Diciamo che in questo modo semplifichiamo molto la vicenda: in realtà, i dati provengono da un’applicazione che li ha raccolti legalmente fino al 2015, usando per un sito che prometteva di tracciare un nostro profilo psicologico partendo dai nostri dati facebook e dalla cosiddetta “facebook login”.
In modo del tutto legale, un signore chiamato AleKsandr Kogan aveva così raccolto le informazioni di un numero imprecisato di utenti. Violando però i termini di accordo con Facebook, li ha poi ceduti a Cambridge Anlytica, che per la cronaca fa capo ad un multimiliardario americano, ultra conservatore.
E’ bene sapere che Facebook a quell’epoca permetteva alle app di raccogliere dati, ma vietava di venderli a terzi. Tali dati, a quanto pare, sono stati utilizzati per elaborare campagne pubblicitarie e di disinformazione mirate, per condizionare il voto alle presidenziali del 2016.
Cambridge Analytica sapeva di avere dati ottenuti illegalmente e pare si sia auto-denunciata a Facebook, che però non ha fatto nulla per molto tempo. Solo lo scorso venerdì, in prossimità della pubblicazione della deununcia di The Guardian e del New York Times ha deciso di sospendere l’account della società.
Casualmente, ma non troppo, proprio venerdì il procuratore speciale che sta indagando sulla vicenda del condizionamento del voto da parte dei russi, ha chiesto a Cambridge Analytica una serie di dati, che paiono essere collegati a tutta la vicenda.
Facebook e la privacy: perché crollano le azioni?
Ieri la borsa ha fatto segnare un calo del 6.7% del valore delle azioni, in poche ore sono stati fumati quasi 40 miliardi di dollari, una cifra mostruosa che potrebbe mettere a posto un paio delle nostre manovre finanziarie.
Gli investitori temono ritorsioni legali e aggiustamenti delle regole, che rendano più difficile la compravendita dei dati sensibili e in conseguenza impoveriscano Facebook
E qui torna il pensiero laterale. Il problema non è Facebook, ma siamo noi. Noi che ancora non abbiamo capito quanto valgano le informazioni che noi ogni giorno regaliamo alle piattaforme web. Noi che in tutta spensieratezza diciamo dove siamo, con chi siamo, cosa amiamo e cosa non ci piace. Noi che non abbiamo la furbizia di mettere in pista qualche filtro che confonda un po’ le acque per chi poi quei dati li usa.
Facebook e la privacy: il vero problema siamo noi
Noi che scriviamo quale sia il nostro orientamento politico, che sveliamo per che squadra tifiamo, che non teniamo nemmeno un segreto su ciò che ci riguarda da vicino e ci esponiamo poi alla promozione di temi che toccano le nostre corde più sensibili, perché creati sapendo esattamente chi siamo e cosa ci solletica.
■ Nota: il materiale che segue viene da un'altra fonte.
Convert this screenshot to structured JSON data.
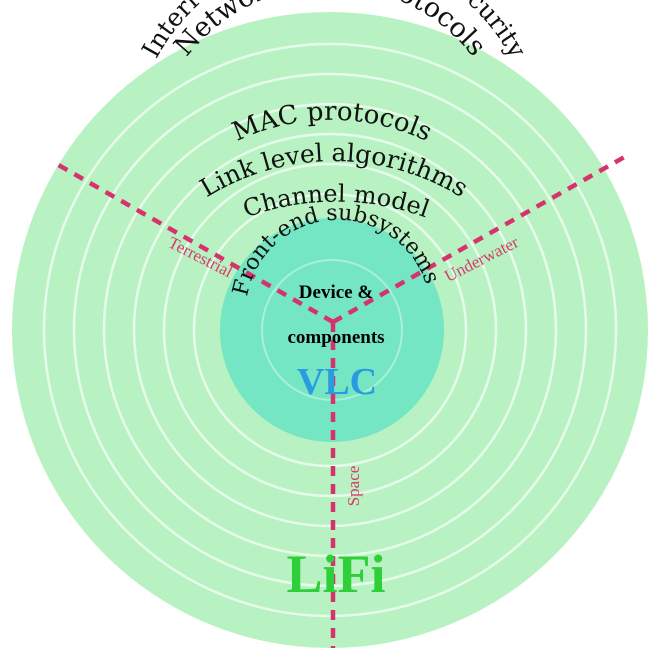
{
  "rings": {
    "networking": "Networking & protocols",
    "interference": "Interference mitigation & security",
    "mac": "MAC protocols",
    "link": "Link level algorithms",
    "channel": "Channel model",
    "frontend": "Front-end subsystems"
  },
  "center": {
    "line1": "Device &",
    "line2": "components"
  },
  "titles": {
    "vlc": "VLC",
    "lifi": "LiFi"
  },
  "domains": {
    "terrestrial": "Terrestrial",
    "underwater": "Underwater",
    "space": "Space"
  },
  "colors": {
    "outer_disk": "#b8f2c2",
    "inner_disk": "#74e6c3",
    "ring_lines": "#e6fbe9",
    "dashed": "#d6336c",
    "domain_text": "#d63a6e",
    "vlc_text": "#2a9be0",
    "lifi_text": "#2fcf3a"
  }
}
Continueremo a leggere dibattiti sulla gestione dei dati e sulle difficoltà legate alla loro gestione, ma gli unici in grado di risolvere la questione siamo noi, con la costruzione di una vera cultura digitale, che è consapevolezza di ciò che facciamo quando usiamo la rete e del valore che hanno le tracce di noi che lasciamo qua e là.
Come finirà questa vicenda? Probabilmente in una bolla di sapone. Ma può servire a far crescere la nostra consapevolezza, è il bicchiere mezzo pieno in una vicenda che non ha finito di stupirci.
“Noi che non abbiamo la furbizia di mettere in pista qualche filtro che confonda un po’ le acque per chi poi quei dati li usa.”
Ottima idea: non mi piace per niente.
Dovremmo farlo un po tutti. Pessima idea!